Author: Braydon Fuller 2019-10-11 21:24:27
Published on: 2019-10-11T21:24:27+00:00
In an email thread, David A. Harding discusses a proposed solution for DoS attacks that does not require enabling or maintaining checkpoints and provides improved security. He mentions an alternative solution proposed by Gregory Maxwell to raise the minimum difficulty with discussion links in IRC conversations and Bitcoin Core changes like PR #9053 adding minimum chain work and assumed-valid change added in Bitcoin Core 0.14.0. David then gives an overview of the minimum difficulty proposal which suggests having a new consensus rule to not fork or accept headers below a minimum difficulty once the best chain work is achieved at release time of the software. This would be instead of the rule to not fork before the last checkpoint as checkpoints are removed. The proposal has advantages over the existing checkpoint solution as it does not require checkpoints to be enabled and increases the cost of the attack without checkpoints.
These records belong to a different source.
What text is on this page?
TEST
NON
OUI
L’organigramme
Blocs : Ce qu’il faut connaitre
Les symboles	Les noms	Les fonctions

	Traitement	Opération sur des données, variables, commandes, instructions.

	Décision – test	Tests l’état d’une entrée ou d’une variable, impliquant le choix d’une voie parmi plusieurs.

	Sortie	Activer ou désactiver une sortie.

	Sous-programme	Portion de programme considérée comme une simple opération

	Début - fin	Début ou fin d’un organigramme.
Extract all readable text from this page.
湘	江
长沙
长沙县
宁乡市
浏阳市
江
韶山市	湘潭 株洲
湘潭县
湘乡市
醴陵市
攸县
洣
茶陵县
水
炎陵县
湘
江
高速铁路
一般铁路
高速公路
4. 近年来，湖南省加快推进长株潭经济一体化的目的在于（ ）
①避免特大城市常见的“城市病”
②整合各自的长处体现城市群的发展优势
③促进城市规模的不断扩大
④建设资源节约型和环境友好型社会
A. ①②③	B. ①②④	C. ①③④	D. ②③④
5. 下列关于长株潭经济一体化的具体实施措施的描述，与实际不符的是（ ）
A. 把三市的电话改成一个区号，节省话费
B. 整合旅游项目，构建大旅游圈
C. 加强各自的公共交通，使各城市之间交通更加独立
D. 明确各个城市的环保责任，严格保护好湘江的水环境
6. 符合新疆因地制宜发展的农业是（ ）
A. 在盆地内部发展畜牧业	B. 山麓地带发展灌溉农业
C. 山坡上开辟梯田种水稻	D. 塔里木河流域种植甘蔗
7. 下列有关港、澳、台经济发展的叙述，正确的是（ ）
Long header chains would need to be built using this minimum difficulty rather than the current lowest difficulty of the genesis block.However, there are a few caveats with this approach. Nodes are vulnerable during the initial sync when joining the network until the minimum chainwork is achieved if the initial loader peer is the attacker. To mitigate this, there could be a minimum chainwork defined based on the current chainwork but this could also prevent nodes from joining the network. A contentious hardfork could leave minority hash power without the ability to softfork away without agreeing on a hardfork, and it requires period consensus changes to continue to maintain. David thinks that the solution proposed in the Bitcoin Chain Width Expansion paper solves those issues by limiting chain width and throttling based on chainwork instead of rejecting blocks based on the minimum difficulty.